Once it receives Royal Assent, the Bill will place a statutory duty on the National Assembly for Wales and the Assembly Commission to treat both languages equally.
“This is an historic day in the history of devolution and of Wales,” said the Presiding Officer, Rosemary Butler AM.
“Both Welsh and English will now be considered official languages in Assembly proceedings. The Bill places a statutory duty to put them both on an equal footing in the delivery of the services the Commission provides to the Assembly and the public.
“We are committed to delivering exemplar bilingual services. This Bill outlines the principles that will underpin the Commission’s approach to deliver even better bilingual services. Our commitment to the Welsh language can no longer be questioned.

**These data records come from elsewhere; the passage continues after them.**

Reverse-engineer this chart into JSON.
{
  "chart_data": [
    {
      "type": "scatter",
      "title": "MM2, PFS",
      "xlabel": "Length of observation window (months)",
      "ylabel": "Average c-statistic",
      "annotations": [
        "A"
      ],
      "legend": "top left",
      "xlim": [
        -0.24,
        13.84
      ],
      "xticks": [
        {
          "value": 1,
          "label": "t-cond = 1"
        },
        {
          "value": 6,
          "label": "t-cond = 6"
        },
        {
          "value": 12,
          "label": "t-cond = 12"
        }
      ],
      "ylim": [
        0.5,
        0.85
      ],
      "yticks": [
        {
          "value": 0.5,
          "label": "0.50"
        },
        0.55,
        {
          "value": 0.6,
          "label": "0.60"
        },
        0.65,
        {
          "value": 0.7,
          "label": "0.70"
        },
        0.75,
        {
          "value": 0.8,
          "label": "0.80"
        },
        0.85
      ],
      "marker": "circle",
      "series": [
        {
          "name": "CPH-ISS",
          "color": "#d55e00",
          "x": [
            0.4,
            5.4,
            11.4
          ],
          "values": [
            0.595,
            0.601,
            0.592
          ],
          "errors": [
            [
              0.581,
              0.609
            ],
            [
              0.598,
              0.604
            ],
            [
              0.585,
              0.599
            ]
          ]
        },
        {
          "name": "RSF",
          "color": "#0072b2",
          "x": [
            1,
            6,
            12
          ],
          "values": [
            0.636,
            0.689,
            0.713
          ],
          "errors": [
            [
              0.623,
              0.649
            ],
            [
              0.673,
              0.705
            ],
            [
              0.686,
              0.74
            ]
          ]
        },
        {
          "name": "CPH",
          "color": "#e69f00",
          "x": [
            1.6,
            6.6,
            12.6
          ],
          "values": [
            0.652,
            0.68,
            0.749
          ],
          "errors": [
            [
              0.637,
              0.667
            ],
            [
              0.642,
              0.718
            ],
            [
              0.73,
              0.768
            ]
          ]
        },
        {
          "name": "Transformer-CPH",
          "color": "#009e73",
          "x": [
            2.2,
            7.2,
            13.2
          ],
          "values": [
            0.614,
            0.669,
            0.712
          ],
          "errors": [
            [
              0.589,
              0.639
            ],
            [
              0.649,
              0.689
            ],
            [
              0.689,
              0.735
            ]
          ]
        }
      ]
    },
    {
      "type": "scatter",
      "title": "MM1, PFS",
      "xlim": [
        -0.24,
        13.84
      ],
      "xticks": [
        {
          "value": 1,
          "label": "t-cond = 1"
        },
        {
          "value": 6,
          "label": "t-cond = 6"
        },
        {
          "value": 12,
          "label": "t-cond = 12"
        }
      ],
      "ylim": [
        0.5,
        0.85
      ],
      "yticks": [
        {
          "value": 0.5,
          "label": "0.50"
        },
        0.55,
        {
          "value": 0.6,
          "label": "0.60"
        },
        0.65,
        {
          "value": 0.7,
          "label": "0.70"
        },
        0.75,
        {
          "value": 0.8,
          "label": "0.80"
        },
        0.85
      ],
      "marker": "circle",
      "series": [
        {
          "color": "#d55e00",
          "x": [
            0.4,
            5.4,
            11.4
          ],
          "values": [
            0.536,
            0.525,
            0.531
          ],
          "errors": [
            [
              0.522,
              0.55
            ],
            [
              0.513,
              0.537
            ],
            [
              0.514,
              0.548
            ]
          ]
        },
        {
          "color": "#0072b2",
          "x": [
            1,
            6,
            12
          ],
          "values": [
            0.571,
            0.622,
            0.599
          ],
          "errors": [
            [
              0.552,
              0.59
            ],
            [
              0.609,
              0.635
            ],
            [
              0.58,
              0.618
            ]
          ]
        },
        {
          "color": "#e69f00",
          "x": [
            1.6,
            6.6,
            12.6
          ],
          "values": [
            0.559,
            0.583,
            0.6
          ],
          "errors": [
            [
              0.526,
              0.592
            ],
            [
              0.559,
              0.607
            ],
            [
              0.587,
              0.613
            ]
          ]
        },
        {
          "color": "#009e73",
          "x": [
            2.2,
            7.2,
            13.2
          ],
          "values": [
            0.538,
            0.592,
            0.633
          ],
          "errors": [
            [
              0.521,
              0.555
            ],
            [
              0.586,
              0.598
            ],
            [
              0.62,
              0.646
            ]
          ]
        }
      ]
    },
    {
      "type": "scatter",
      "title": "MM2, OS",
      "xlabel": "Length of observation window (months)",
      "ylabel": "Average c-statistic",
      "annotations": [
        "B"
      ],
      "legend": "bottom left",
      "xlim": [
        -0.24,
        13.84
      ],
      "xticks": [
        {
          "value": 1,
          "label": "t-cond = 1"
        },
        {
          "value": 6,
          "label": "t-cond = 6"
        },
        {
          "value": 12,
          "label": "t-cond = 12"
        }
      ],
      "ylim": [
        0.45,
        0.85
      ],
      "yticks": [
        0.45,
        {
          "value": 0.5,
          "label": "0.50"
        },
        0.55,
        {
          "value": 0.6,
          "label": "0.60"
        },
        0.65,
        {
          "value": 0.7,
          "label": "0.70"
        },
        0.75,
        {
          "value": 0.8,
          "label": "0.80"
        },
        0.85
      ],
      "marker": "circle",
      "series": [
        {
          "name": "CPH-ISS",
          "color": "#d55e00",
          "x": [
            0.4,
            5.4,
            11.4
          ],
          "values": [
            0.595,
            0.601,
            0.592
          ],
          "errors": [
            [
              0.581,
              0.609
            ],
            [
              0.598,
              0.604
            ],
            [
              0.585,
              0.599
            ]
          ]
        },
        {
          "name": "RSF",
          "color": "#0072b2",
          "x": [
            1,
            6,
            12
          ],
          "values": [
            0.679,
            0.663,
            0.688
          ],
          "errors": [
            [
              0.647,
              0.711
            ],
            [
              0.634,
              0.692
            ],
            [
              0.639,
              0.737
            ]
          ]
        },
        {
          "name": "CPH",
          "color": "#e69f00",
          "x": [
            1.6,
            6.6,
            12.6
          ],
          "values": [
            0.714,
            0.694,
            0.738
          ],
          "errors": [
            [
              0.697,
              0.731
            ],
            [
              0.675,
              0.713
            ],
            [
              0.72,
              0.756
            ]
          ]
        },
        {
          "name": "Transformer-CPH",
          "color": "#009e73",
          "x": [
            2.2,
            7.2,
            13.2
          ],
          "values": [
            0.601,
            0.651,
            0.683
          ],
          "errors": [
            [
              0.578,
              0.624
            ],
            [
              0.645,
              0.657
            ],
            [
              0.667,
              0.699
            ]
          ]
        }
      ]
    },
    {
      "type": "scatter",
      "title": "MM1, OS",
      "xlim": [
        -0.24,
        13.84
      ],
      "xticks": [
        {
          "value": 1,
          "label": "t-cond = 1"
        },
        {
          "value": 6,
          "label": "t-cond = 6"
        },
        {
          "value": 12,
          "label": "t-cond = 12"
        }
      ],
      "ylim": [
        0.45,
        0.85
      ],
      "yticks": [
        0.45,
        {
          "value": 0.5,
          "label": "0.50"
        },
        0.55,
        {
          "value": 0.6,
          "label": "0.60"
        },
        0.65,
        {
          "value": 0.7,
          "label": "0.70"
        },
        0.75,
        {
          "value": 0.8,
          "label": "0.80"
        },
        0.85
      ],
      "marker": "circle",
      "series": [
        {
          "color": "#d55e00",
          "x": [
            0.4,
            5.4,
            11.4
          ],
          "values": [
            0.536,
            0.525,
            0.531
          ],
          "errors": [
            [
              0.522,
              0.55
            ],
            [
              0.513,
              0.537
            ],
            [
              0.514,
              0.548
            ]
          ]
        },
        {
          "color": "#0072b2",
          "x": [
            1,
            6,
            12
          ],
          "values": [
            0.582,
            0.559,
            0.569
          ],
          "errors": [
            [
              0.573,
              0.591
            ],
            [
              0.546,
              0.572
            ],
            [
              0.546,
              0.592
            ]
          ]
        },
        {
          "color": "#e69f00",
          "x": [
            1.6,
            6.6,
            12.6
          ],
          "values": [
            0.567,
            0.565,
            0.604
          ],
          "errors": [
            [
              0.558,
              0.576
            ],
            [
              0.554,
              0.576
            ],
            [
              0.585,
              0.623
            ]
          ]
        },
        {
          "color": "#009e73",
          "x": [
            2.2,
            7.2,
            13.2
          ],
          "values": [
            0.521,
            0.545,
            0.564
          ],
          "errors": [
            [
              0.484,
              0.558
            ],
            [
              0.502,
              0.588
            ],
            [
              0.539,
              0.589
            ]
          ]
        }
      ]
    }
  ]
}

The Commissioner with responsibility for the Welsh Language and the passage of the Bill, Rhodri Glyn Thomas AM said: “The Bill sets an example for organisations working across Wales within both the public and private sectors about how to approach bilingualism.
“As the Member in charge of the Bill, and on behalf of the Commission, I would like to thank Assembly Members and the public for working together with us on its development. We have listened, and are confident that this legislation makes our responsibilities and our commitment clear for all to see.”
The Bill places a duty on the Assembly Commission to draw up a Welsh Language Scheme to ensure the equal status of both languages.